"Bah!" he yelped in the face of the Turk. "Then your servants are not the only dolts and fools that I know of. Can you not see that the door has been locked from within—or rather bolted? You are shut out of your own quarters, and by whom? By whom, tell me? By none other than those two whom we are seeking. Break the door open! Beat it in! Call for men to bring hammers!"

It was indeed time for Geoff to be moving, for if the Governor and his companion were making a considerable din outside that door, shouts were coming from other parts of the prison. Those of the soldiers who had not entirely lost their heads, or who had not absolutely been bereft of their better senses by the violence of the Governor and the German, were now making a complete search of the place, while some of them were at that moment dragging the outside door of the prison open. Geoff clambered through the window, gripped the knotted rope, and began to slide rapidly downwards. Yet he was not to reach the ground without a further, if only a small, adventure; for that improvised rope, strained as it had been by supporting Philip's weight, succumbed to that of our hero. It parted at one of the knots a foot above his head and some thirty from the ground, and a moment later Geoff found himself plunging on to one of those cushions which they had so thoughtfully dropped to provide against such an occasion. There Philip gripped him and steadied him, helping him to his feet.

"What now?" he asked.

"Round to the back of the prison. I heard some of the beggars pulling the front door open. Thank goodness, it's getting darker every second, and if we can only hide for some five or ten minutes we shall be safe for to-night at least. Lor'! Look at the fruit I had in my pocket—smashed to a pulp."

Philip shook him, and then the two turned away from the scene of their escape and ran softly along beside the wall of the prison. Gaining the farther end, they turned a corner, and then, at a suggestion from Geoff, Philip ran on to the opposite corner. Thus they were able to watch two sides of the prison, and could warn one another if an enemy were approaching. Fortune favoured them, favoured those two young fellows who had so cleverly achieved their escape, and the darkness, settling down over the country, safely hid them from view, while the noise of the searchers within and without the prison subsided.

"And now?" asked Philip, when it was quite certain that they were not likely to be apprehended.

"Oh——! 'Now,' well, that wants some deciding."

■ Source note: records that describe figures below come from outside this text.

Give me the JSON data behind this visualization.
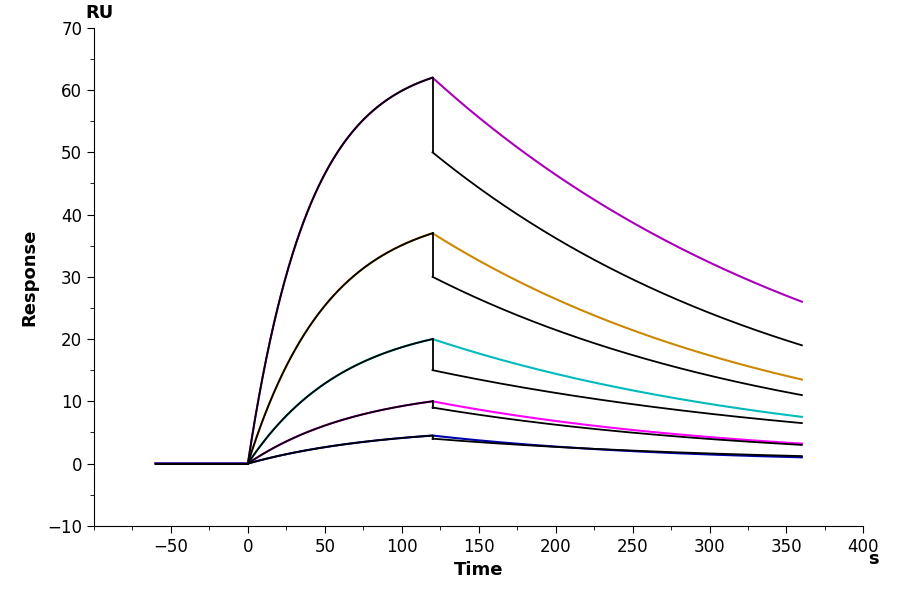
{
  "xlabel": "Time",
  "xlabel_unit": "s",
  "ylabel": "Response",
  "ylabel_top": "RU",
  "xlim": [
    -100,
    400
  ],
  "ylim": [
    -10,
    70
  ],
  "xticks": [
    -50,
    0,
    50,
    100,
    150,
    200,
    250,
    300,
    350,
    400
  ],
  "yticks": [
    -10,
    0,
    10,
    20,
    30,
    40,
    50,
    60,
    70
  ],
  "t_assoc_start": 0,
  "t_assoc_end": 120,
  "t_dissoc_end": 360,
  "t_baseline_start": -60,
  "curves": [
    {
      "color": "#AA00BB",
      "peak": 62,
      "end": 26,
      "assoc_shape": 0.95,
      "dissoc_shape": 0.72
    },
    {
      "color": "#CC8800",
      "peak": 37,
      "end": 13.5,
      "assoc_shape": 0.9,
      "dissoc_shape": 0.68
    },
    {
      "color": "#00BBBB",
      "peak": 20,
      "end": 7.5,
      "assoc_shape": 0.85,
      "dissoc_shape": 0.62
    },
    {
      "color": "#FF00FF",
      "peak": 10,
      "end": 3.2,
      "assoc_shape": 0.8,
      "dissoc_shape": 0.55
    },
    {
      "color": "#0000AA",
      "peak": 4.5,
      "end": 1.0,
      "assoc_shape": 0.75,
      "dissoc_shape": 0.45
    }
  ],
  "black_curves": [
    {
      "peak": 62,
      "drop_to": 50,
      "end": 19,
      "assoc_shape": 0.95,
      "dissoc_shape": 0.55
    },
    {
      "peak": 37,
      "drop_to": 30,
      "end": 11,
      "assoc_shape": 0.9,
      "dissoc_shape": 0.52
    },
    {
      "peak": 20,
      "drop_to": 15,
      "end": 6.5,
      "assoc_shape": 0.85,
      "dissoc_shape": 0.5
    },
    {
      "peak": 10,
      "drop_to": 9,
      "end": 3.0,
      "assoc_shape": 0.8,
      "dissoc_shape": 0.48
    },
    {
      "peak": 4.5,
      "drop_to": 4,
      "end": 1.2,
      "assoc_shape": 0.75,
      "dissoc_shape": 0.45
    }
  ],
  "background_color": "#ffffff",
  "tick_color": "#000000",
  "label_color": "#000000",
  "ru_s_color": "#000000",
  "axis_label_fontsize": 13,
  "tick_fontsize": 12,
  "linewidth_colored": 1.5,
  "linewidth_black": 1.3
}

Geoff scratched his dishevelled head of hair and pondered, for indeed the matter was one which would have taxed the wisdom of an older man—even the cunning of von Hildemaller. For they were out in the open, free of their cell it was true, but yet in an enemy country, surrounded by Turks, without a friend to appeal to. Yet what they had done so far gave them encouragement for the future.

"We'll have to be like that Mr. Micawber of Dickens," said Phil, as they crouched beside the wall, "we'll just have to wait for something to turn up, and you bet your boots something's bound to."